REPUBLIKA.CO.ID, JAKARTA — Majelis Ulama Indonesia (MUI) meminta dan mengharap pemerintah Cina memberi kekebasan pada Muslim mengamalkan ajaran Islam di negara itu. Hal itu mengomentari upaya penghapusan simbol Islam dan Arab di Cina.
“Kami dari ormas Islam se-Indonesia minta ke pemerintah Cina, agar memberikan kebebasan ke umat Islam dalam mengamalkan ajaran agama Islam, seperti boleh berhaji, boleh salat di tempat umum, dan sebagainya,” kata Ketua MUI bidang Hubungan luar Negeri dan Kerja Sama Internasional Muhyiddin Djunaidi kepada Republika, Sabtu (3/8).
MUI beranggapan pemerintah Cina harus memberikan ruang pada umat Islam di negara Tirai Bambu itu mengatur urusannya sendiri, tanpa embel-embel atau batasan. Muhyiddin mengatakan pemerintah Cina perlu memahami bahwa Perserikatan Bangsa-bangsa (PBB) menjamin kebebasan beragama bagi setiap orang. Karena itu, agama tidak memiliki batasan geografis, serta bersifat universal.
Muhyiddin berharap pemerintah Cina tidak terus menerus menganggap simbol Islam dan Arab merupakan representasi radikalisme, sehingga meminta logo halal diganti bahasa lokal.
“Biarkan saja, itu kan bahasa agama,” ujar dia.
Kendati demikian, dia mengatakan MUI belum ada rencana menjalin komunikasi dengan Dubes Cina untuk Indonesia menyikapi permasalahan itu. Namun, dia memohon pemerintah Cina sadar akan kebebasan beragama.

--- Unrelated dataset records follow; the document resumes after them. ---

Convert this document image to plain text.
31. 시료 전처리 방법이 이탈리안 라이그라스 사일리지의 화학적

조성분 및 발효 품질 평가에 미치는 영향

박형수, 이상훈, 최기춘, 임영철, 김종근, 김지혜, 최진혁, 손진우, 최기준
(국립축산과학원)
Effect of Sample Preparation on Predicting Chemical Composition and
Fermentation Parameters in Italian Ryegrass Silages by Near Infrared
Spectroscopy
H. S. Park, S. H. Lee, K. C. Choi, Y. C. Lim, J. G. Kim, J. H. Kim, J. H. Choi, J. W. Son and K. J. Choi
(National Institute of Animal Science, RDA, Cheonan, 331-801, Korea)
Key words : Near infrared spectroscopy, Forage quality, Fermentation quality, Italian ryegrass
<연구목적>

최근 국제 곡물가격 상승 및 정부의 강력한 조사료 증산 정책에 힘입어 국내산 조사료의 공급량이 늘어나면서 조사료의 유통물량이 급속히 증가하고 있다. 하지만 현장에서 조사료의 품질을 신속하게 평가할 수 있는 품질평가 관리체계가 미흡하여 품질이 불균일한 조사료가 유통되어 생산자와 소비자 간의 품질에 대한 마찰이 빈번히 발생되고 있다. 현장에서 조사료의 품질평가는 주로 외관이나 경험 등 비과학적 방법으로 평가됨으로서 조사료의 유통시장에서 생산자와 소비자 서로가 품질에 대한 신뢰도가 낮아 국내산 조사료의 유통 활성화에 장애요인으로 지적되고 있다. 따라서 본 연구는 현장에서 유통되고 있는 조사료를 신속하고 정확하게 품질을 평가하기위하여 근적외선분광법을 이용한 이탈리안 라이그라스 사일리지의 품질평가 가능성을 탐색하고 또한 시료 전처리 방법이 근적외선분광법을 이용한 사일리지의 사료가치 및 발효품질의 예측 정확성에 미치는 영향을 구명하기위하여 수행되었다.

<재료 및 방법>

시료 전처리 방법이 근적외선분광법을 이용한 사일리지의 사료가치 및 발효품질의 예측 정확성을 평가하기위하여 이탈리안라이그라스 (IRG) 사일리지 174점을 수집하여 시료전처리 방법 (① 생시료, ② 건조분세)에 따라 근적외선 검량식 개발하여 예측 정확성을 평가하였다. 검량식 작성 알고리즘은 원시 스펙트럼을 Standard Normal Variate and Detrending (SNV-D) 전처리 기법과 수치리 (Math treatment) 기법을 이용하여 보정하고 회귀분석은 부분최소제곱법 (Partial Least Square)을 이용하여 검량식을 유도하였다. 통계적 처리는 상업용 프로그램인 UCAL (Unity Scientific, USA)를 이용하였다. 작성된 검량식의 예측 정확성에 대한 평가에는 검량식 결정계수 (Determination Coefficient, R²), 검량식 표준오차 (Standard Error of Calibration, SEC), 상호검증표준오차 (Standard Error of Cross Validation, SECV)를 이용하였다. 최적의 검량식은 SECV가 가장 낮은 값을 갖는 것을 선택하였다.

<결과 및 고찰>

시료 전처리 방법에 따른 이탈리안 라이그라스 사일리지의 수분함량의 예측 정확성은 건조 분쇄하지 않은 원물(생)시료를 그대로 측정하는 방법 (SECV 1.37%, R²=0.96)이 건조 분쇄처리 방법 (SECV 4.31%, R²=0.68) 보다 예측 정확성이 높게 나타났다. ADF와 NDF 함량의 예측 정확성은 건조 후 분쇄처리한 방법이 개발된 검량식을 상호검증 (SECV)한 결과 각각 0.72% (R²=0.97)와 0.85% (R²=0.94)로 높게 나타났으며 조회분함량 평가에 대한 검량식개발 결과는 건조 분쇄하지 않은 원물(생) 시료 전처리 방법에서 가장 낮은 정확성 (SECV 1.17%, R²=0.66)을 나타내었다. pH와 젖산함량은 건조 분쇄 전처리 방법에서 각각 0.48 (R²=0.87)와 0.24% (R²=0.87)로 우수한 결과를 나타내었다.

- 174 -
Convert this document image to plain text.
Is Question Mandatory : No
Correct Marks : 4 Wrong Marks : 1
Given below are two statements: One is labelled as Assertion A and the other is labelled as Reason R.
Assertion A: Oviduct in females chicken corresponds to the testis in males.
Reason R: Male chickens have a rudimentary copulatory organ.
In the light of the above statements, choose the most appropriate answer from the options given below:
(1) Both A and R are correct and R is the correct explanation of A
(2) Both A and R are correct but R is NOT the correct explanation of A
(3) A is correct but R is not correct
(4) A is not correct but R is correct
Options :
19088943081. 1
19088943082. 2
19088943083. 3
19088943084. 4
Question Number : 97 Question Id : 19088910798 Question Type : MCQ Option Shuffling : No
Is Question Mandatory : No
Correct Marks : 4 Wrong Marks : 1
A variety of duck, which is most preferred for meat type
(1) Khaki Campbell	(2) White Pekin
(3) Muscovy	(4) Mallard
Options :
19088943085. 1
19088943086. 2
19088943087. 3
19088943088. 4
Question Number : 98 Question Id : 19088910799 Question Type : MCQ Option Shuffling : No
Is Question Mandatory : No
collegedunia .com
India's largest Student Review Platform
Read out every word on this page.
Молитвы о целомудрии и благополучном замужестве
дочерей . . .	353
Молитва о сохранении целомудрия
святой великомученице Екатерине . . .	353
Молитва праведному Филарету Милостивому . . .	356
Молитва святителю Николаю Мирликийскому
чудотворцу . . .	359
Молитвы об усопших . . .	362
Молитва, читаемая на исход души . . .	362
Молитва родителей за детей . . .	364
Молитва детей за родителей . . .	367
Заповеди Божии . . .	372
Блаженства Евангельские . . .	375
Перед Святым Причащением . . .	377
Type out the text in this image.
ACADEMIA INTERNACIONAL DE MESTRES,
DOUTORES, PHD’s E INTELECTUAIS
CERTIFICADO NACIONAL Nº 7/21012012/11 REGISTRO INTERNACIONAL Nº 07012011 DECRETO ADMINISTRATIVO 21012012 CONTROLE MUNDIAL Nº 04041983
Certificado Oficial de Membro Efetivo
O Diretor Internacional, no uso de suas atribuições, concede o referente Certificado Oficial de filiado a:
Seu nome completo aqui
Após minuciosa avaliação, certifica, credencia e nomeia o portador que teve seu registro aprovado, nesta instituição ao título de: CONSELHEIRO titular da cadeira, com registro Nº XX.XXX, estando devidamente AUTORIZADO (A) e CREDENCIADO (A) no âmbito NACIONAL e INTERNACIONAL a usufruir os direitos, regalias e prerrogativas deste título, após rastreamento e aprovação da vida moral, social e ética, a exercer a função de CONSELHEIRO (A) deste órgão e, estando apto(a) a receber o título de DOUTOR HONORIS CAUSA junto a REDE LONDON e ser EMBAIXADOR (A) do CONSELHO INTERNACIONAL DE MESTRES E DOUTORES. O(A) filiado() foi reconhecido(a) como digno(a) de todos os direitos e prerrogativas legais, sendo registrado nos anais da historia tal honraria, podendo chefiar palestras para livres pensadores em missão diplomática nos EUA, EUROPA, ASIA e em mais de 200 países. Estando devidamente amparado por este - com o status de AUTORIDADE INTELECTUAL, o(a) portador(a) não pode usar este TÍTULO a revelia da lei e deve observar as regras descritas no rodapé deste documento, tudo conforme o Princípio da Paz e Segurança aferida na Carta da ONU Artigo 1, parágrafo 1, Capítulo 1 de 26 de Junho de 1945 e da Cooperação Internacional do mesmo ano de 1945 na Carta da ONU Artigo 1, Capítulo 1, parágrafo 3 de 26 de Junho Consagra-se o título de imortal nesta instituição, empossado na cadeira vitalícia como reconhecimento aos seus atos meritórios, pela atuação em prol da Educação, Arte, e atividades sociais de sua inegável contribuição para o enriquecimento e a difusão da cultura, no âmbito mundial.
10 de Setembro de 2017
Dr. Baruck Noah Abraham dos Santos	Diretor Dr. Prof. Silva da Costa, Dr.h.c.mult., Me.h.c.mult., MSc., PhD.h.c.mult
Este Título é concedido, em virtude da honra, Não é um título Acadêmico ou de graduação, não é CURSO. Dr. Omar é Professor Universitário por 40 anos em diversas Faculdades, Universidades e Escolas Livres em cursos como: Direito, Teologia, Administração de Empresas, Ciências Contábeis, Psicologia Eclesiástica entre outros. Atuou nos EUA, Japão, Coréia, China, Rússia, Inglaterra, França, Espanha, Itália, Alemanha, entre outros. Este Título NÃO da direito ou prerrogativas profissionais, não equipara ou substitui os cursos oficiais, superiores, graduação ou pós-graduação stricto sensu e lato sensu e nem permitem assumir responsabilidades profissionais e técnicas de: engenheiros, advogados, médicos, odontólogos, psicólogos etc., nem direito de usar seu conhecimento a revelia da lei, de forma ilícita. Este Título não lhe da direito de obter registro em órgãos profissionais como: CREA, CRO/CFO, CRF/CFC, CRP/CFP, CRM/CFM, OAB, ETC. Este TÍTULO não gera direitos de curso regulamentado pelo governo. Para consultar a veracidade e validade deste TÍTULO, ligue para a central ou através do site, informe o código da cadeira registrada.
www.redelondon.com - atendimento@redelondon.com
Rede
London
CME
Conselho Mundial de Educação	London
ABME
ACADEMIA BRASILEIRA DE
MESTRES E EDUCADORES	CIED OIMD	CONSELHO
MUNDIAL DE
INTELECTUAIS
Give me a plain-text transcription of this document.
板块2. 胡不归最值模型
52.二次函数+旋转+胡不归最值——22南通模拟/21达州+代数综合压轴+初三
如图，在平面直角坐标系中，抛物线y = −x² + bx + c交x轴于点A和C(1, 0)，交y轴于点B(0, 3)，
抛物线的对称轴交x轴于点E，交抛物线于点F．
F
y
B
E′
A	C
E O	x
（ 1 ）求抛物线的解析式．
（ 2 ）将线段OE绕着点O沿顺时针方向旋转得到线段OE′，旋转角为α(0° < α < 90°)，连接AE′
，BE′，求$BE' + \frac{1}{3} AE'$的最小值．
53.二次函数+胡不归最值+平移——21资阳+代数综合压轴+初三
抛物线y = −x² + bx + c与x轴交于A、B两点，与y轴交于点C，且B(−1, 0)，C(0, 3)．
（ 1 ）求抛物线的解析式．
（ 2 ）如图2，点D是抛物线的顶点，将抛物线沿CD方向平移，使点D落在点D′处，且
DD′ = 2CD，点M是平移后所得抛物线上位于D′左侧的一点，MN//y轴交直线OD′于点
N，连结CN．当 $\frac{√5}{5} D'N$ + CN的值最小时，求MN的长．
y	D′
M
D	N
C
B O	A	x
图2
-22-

Muhyiddin menilai Organisasi Kerja Sama Islam (OKI) dan PBB perlu meminta penjelasan komprehensif, terkait isu penghapusan simbol Islam dan Arab di Cina. “Agar tidak terjadi kesalahpahaman, agar tak terjadi persekusi ke umat Islam,” kata dia.
Upaya menghapus tanda Islam dan Arab di Cina sudah terjadi sejak 2016, tetapi tidak pernah ada perubahan terkait masalah itu. Muhyiddin menjelaskan Cina memang memiliki konstitusi yang mengharuskan praktik agama dilakukan di ruang tertutup, tidak boleh di ruang terbuka.
“Dengan tanpa harus intervensi, kita minta ada kebebasan,” ujar dia.
Sebelumnya, pemerintahan Cina terus memerintahkan toko menghapus simbol Islam dan Arab sebagai identitas agama. Penghapusan simbol Islam dianggap sebagai tanda deskriminatif, ketika penganiayaan terhadap Muslim meningkat.
"Para pejabat di Beijing telah memerintahkan semua toko untuk menutupi tanda-tanda Arab atau simbol-simbol Islam, dalam fase terakhir dari tindakan keras pemerintah terhadap Muslim," sebut The Independent, Jumat (2/8) waktu setempat.
Semua identitas Islam di restoran, kafe, dan warung makan yang menyajikan produk halal telah dikunjungi pejabat pemerintah dalam beberapa pekan terakhir. Para pejabat ini menyuruh menghapus tidak hanya kata "halal" dalam bahasa Arab, tetapi juga gambar yang terkait dengan Islam, seperti bulan sabit. Kampanye melawan tanda-tanda yang terlihat dari identitas Islam dimulai pada 2016, sebagai upaya memastikan 20 juta Muslim Cina mengkonfirmasi lebih dekat terhadap arus utama budaya Cina.